My husband is a workaholic, we saw the life drain out of him over the past 2-3 years due to work and to the detriment of his health, family and hobbies. I tried to get him to take a proper break/holiday go out with his mates and do something he would enjoy all of which fell on deaf ears.
I blew up at him after months of acting oddly saying he couldn't do us any more, I told him if his job meant that much he should F**K off to it, he left the family home and has been gone almost 8 months and still not getting help or treatment, goes from saying he doesn’t need anyone's help, knows he needs help to we will have to disagree he has any issues. I didn't mind if affecting me I've had MH issues myself and am much stronger as a result but it began to affect our daughter who needed counselling so that was the final straw.
He said he needs to go it alone to control his food shopping and cleaning, also told me he had been stressed pressured and bullied at work.
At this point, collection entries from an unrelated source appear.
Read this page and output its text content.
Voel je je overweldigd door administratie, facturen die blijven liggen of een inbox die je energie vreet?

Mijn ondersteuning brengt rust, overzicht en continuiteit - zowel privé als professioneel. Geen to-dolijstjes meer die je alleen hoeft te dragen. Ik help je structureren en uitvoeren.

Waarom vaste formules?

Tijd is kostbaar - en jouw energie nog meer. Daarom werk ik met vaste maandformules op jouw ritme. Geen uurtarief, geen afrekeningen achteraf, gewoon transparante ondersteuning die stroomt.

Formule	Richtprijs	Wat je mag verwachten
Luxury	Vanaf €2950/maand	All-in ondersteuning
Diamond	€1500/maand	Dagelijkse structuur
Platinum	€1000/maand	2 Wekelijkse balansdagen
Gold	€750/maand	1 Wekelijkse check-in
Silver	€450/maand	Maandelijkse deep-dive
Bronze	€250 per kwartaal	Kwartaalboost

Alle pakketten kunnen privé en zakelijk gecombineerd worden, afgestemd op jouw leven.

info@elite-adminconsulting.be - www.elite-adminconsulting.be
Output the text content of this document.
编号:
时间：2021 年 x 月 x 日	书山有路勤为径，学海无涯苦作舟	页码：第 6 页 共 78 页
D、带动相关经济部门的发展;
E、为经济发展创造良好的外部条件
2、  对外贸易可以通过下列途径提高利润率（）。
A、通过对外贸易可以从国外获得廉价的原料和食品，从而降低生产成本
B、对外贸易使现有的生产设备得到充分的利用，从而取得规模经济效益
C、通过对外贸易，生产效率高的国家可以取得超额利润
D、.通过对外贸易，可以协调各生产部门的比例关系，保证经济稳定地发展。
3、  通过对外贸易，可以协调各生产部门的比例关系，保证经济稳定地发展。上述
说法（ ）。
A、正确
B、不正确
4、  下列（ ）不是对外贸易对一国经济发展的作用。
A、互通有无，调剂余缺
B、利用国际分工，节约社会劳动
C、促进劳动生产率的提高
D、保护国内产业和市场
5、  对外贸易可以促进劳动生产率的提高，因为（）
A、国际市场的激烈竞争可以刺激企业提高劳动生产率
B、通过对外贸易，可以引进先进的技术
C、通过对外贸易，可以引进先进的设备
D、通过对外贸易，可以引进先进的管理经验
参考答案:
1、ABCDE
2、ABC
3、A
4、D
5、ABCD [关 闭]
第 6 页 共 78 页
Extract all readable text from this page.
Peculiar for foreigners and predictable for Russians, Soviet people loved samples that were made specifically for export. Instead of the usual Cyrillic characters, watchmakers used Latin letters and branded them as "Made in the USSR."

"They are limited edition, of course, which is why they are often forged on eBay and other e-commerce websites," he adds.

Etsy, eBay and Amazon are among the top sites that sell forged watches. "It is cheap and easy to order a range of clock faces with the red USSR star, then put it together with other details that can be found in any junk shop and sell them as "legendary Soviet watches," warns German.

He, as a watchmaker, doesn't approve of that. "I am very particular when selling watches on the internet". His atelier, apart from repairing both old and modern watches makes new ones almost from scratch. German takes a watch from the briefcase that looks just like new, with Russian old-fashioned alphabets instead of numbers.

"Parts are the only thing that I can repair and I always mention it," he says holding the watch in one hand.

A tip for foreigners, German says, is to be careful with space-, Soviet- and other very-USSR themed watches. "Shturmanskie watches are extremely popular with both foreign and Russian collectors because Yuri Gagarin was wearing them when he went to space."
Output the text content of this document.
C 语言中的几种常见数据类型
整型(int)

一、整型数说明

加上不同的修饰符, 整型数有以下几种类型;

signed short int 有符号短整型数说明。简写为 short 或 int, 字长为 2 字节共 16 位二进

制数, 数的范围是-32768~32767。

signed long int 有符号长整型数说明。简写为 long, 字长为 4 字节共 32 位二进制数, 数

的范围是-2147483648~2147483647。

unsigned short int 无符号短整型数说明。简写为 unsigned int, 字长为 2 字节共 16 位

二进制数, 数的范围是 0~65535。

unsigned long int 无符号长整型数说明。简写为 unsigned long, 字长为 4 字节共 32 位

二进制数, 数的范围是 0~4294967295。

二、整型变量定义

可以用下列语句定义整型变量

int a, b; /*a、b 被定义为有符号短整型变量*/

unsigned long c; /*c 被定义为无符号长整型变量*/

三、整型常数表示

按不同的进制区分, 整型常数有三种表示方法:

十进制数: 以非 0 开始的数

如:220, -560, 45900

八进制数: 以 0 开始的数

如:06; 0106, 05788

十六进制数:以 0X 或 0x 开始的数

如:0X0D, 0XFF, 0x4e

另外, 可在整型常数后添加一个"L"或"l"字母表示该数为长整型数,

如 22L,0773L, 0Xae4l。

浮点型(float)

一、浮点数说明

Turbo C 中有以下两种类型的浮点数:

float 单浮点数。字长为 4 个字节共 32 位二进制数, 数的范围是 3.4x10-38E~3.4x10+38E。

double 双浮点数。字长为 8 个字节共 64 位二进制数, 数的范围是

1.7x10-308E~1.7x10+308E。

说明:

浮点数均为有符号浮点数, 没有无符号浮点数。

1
He's admitted work has burnt him out and that people at work have hurt him yet it is the family who love him who are now suffering?. He sent me an email to say nothing I had done then sent an email to our daughter to say he couldn't bear to be with me? Said previously he's scared of hurting me emotionally for me not to wait for him to get better questioned why I was ever attracted to him and my affection, our son laughed he said he'd never seen Dad show me any affection! Oh and after saying he loves me, never thought of being with anyone else or ever interested in anyone else is Divorcing me! I asked him a hundred times if he wanted a Divorce, nothing, I emailed him the other week and he said yes he wants a Divorce and said he thought he had said so? Divorce after a happy relationship of 34 years is the least of my worries, we will shortly be facing repossession of our home and my real concern is where my daughter and myself will be living while he's in a room in someone house isolating himself and doing nothing to help himself, everything is slowly crumbling around him it's like watching a high speed train crash in slow motion, just as well we can laugh or we would all end up being sectioned! The daughter was very upset after receiving his email, he treats us like work, she said she was going to copy and paste this response back to him and he probably wouldn’t even realise the kids are now so pi**ed of with him they want nothing to do with him.
To cut a long story short we discovered a few weeks ago his office had said he was off on long term sick to now discover his job has gone, we don't know if he has quit or been sacked, his employers an NHS Mental Health Trust have known he has been ill, we fear he has been taken advantage of? I emailed him to ask about his job to be told he had agree with his employer that "the party line" is he's off sick but he's left the organisation and now setting up a Consultancy business. He has left with hardly any money which is very odd for someone so intelligent who used to manage a 60 million budget, even our kids have said he's a d*ck! Someone who was worse than useless left with a 6 figure payoff, my husband who has worked at the organisation for 17 years worked his b*lls off and set the place up, done all the donkey work has left with virtually nothing, odd that he is now in considerable debt, surely if he was setting up a business he would have thought about this?
So I would agree that despite how many hours you put in to your work no one really gives a sh*t about your well being sadly we are all numbers.